As entrevistas foram realizadas individualmente e tiveram durações variáveis. Em média, as entrevistas com os professores-formandos tiveram a duração de 30 minutos; com os membros da Comissão Pedagógica igual tempo, com excepção do presidente do conselho directivo da escola-sede, que durou cerca de uma hora; com os formadores e com o director do centro duraram cerca de uma hora cada entrevista. Todas elas foram audiogravadas, com autorização do entrevistado e com garantia de anonimato, e foram em seguida transcritas e depois submetidas aos entrevistados para correcção, sendo fixado o seu protocolo. O texto das entrevistas foi submetido a uma análise de conteúdo que procura restituir o(s) sentido(s) do discurso dos actores.

Com este dispositivo metodológico procurou-se garantir, também, o efeito de triangulação: triangulação dos métodos de colheita de dados, combinando a observação participante, as entrevistas e a análise documental; triangulação dos elementos empíricos contrastando dados provenientes de diferentes fontes; triangulação das interpretações, pela discussão dos temas e categorias interpretativas com o orientador da tese, com os actores envolvidos directamente no estudo e com outros actores ligados à formação e aos centros de formação de associação de escolas, com o coordenador e colegas do Mestrado em sessões de seminário de discussão de projectos de tese.

O relatório que aqui se dá a ver procura dar conta, portanto, do resultado da investigação realizada à luz deste dispositivo metodológico. Na apresentação dos resultados optámos por dar viva voz aos próprios actores utilizando o discurso directo. Para isso, incluímos no relatório um vasto número de vinhetas com excertos das entrevistas e de outro material empírico. Estas vinhetas são acompanhadas de um código que procura elucidar a autoria do discurso sem identificar o entrevistado. «Ent.» corresponde às entrevistas; NC às notas de campo, AD à análise documental.

No que diz respeito aos entrevistados, CP aos membros da Comisssão Pedagógica; F aos formadores; P aos professores-formandos, enquanto que os algarismos apensos são arbitrários, tendo sido atribuído um algarismo diferente a cada uma das entrevistas dentro de cada categoria de entrevistados. No caso do director do Centro, atendendo à centralidade que ele ocupa neste trabalho, utilizaremos um nome de investigação por ele escolhido - Manuel.

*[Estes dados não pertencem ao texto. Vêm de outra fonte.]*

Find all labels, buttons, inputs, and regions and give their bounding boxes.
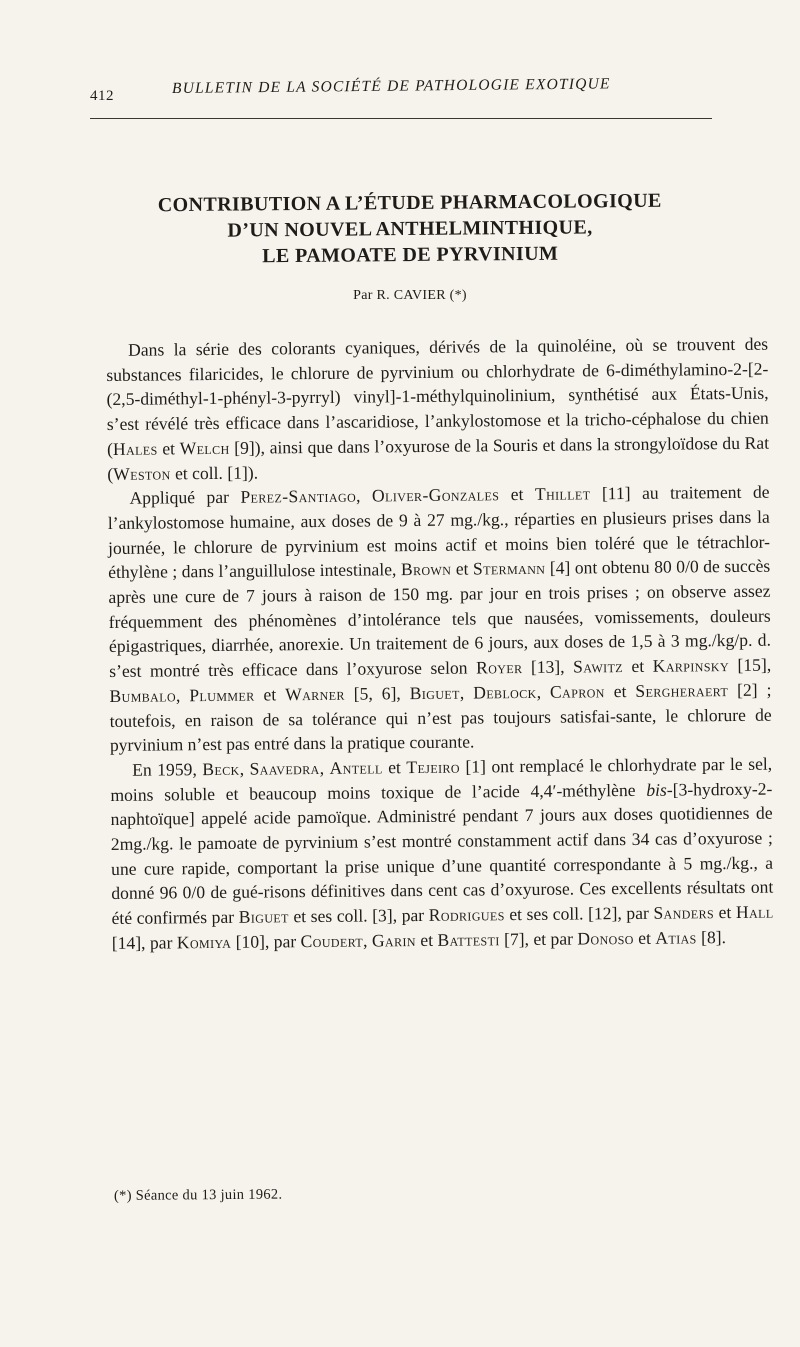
author-name: Tejeiro — [406, 756, 461, 778]
running-head — [90, 75, 712, 114]
text-run: [7], et par — [499, 928, 578, 950]
text-run: , — [459, 682, 474, 703]
title-line-3: LE PAMOATE DE PYRVINIUM — [262, 242, 559, 268]
author-name: Thillet — [534, 483, 591, 505]
footnote: (*) Séance du 13 juin 1962. — [113, 1186, 283, 1204]
page-number: 412 — [90, 88, 114, 104]
author-name: Perez-Santiago — [240, 485, 357, 507]
text-run: et coll. [1]). — [170, 462, 259, 483]
text-run: Appliqué par — [129, 486, 241, 508]
author-name: Hall — [735, 901, 774, 923]
text-run: [10], par — [231, 931, 301, 952]
author-name: Rodrigues — [428, 904, 505, 926]
author-name: Sawitz — [573, 656, 624, 677]
text-run: [13], — [522, 656, 574, 678]
text-run: [15], — [728, 654, 772, 676]
author-name: Battesti — [437, 929, 500, 950]
author-name: Atias — [655, 927, 697, 948]
title-line-2: D’UN NOUVEL ANTHELMINTHIQUE, — [227, 216, 593, 242]
text-run: , — [175, 685, 190, 706]
author-name: Biguet — [238, 906, 289, 927]
text-run: [1] ont remplacé le chlorhydrate par le sel, moins soluble et beaucoup moins toxique de l’acide 4,4′-méthylène — [110, 753, 773, 805]
text-run: [2] ; toutefois, en raison de sa tolérance qui n’est pas toujours satisfai-sante, le chlorure de pyrvinium n’est pas entré dans la pratique courante. — [109, 679, 772, 756]
text-run: et — [382, 757, 407, 778]
author-name: Capron — [549, 681, 605, 702]
text-run: et — [604, 680, 636, 702]
author-name: Donoso — [577, 927, 634, 949]
text-run: et — [254, 684, 286, 705]
author-name: Stermann — [472, 558, 546, 579]
text-run: , — [362, 930, 372, 951]
author-name: Sanders — [653, 902, 715, 923]
author-name: Oliver-Gonzales — [371, 484, 500, 506]
italic-term: bis — [646, 779, 667, 800]
text-run: [14], par — [111, 932, 177, 953]
author-name: Weston — [113, 462, 171, 484]
author-name: Beck — [202, 758, 240, 780]
author-name: Brown — [400, 559, 452, 580]
text-run: et — [451, 558, 474, 580]
paragraph-1 — [106, 332, 769, 487]
text-run: et — [622, 655, 653, 677]
text-run: et — [633, 927, 656, 948]
text-run: [9]), ainsi que dans l’oxyurose de la Souris et dans la strongyloïdose du Rat ( — [107, 432, 770, 484]
author-name: Garin — [371, 929, 417, 951]
author-name: Plummer — [189, 684, 255, 706]
author-name: Komiya — [176, 931, 232, 953]
paragraph-2 — [107, 480, 772, 758]
text-run: et — [713, 902, 737, 923]
text-run: et ses coll. [3], par — [288, 905, 429, 927]
author-name: Royer — [475, 657, 523, 678]
author-name: Biguet — [409, 682, 460, 703]
author-name: Deblock — [473, 681, 537, 703]
text-run: , — [319, 757, 330, 778]
text-run: [8]. — [696, 926, 727, 948]
paragraph-3 — [110, 752, 774, 956]
text-run: et ses coll. [12], par — [504, 902, 654, 925]
author-name: Coudert — [300, 930, 364, 952]
author-name: Karpinsky — [652, 655, 730, 676]
text-run: En 1959, — [132, 759, 203, 780]
text-run: , — [239, 758, 250, 779]
author-name: Warner — [285, 683, 345, 705]
text-run: [11] au traitement de l’ankylostomose humaine, aux doses de 9 à 27 mg./kg., réparties en plusieurs prises dans la journée, le chlorure de pyrvinium est moins actif et moins bien toléré que le tétrachlor-éthylène ; dans l’anguillulose intestinale, — [107, 481, 771, 583]
author-name: Welch — [179, 437, 230, 459]
article-title — [100, 187, 721, 270]
text-run: , — [536, 681, 551, 702]
text-run: [4] ont obtenu 80 0/0 de succès après une cure de 7 jours à raison de 150 mg. par jour en trois prises ; on observe assez fréquemment des phénomènes d’intolérance tels que nausées, vomissements, douleurs épigastriques, diarrhée, anorexie. Un traitement de 6 jours, aux doses de 1,5 à 3 mg./kg/p. d. s’est montré très efficace dans l’oxyurose selon — [108, 555, 772, 682]
article-body — [106, 332, 774, 956]
text-run: Dans la série des colorants cyaniques, dérivés de la quinoléine, où se trouvent des substances filaricides, le chlorure de pyrvinium ou chlorhydrate de 6-diméthylamino-2-[2-(2,5-diméthyl-1-phényl-3-pyrryl) vinyl]-1-méthylquinolinium, synthétisé aux États-Unis, s’est révélé très efficace dans l’ascaridiose, l’ankylostomose et la tricho-céphalose du chien ( — [106, 333, 769, 459]
text-run: [5, 6], — [344, 682, 410, 704]
text-run: et — [157, 438, 180, 459]
author-name: Sergheraert — [635, 679, 729, 701]
author-name: Antell — [329, 757, 383, 778]
text-run: -[3-hydroxy-2-naphtoïque] appelé acide pamoïque. Administré pendant 7 jours aux doses quotidiennes de 2mg./kg. le pamoate de pyrvinium s’est montré constamment actif dans 34 cas d’oxyurose ; une cure rapide, comportant la prise unique d’une quantité correspondante à 5 mg./kg., a donné 96 0/0 de gué-risons définitives dans cent cas d’oxyurose. Ces excellents résultats ont été confirmés par — [110, 778, 774, 929]
text-run: et — [499, 484, 535, 505]
author-byline: Par R. CAVIER (*) — [353, 288, 467, 303]
text-run: et — [415, 929, 438, 950]
text-run: , — [356, 485, 373, 506]
header-rule — [90, 118, 712, 119]
author-name: Bumbalo — [109, 685, 177, 706]
author-name: Hales — [112, 438, 158, 459]
title-line-1: CONTRIBUTION A L’ÉTUDE PHARMACOLOGIQUE — [157, 189, 662, 217]
author-name: Saavedra — [249, 757, 320, 779]
journal-title: BULLETIN DE LA SOCIÉTÉ DE PATHOLOGIE EXOTIQUE — [171, 75, 611, 97]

Pretende-se com a utilização de vasto número de vinhetas não apenas ilustrar o sentido do nosso discurso, mas também provocar um diálogo interpelante e permanente entre a teoria e a empiria; entre as nossas interpretações e as interpretações dos actores no terreno; entre estas interpretações e as interpretações dos próprios leitores deste trabalho - os actores no terreno directamente envolvidos e outros actores interessados nesta problemática. Para terminar é de referir que a relação colaborativa, de mútua disponibilidade, que se foi construindo e consolidando no decurso da investigação se mantém para além dela.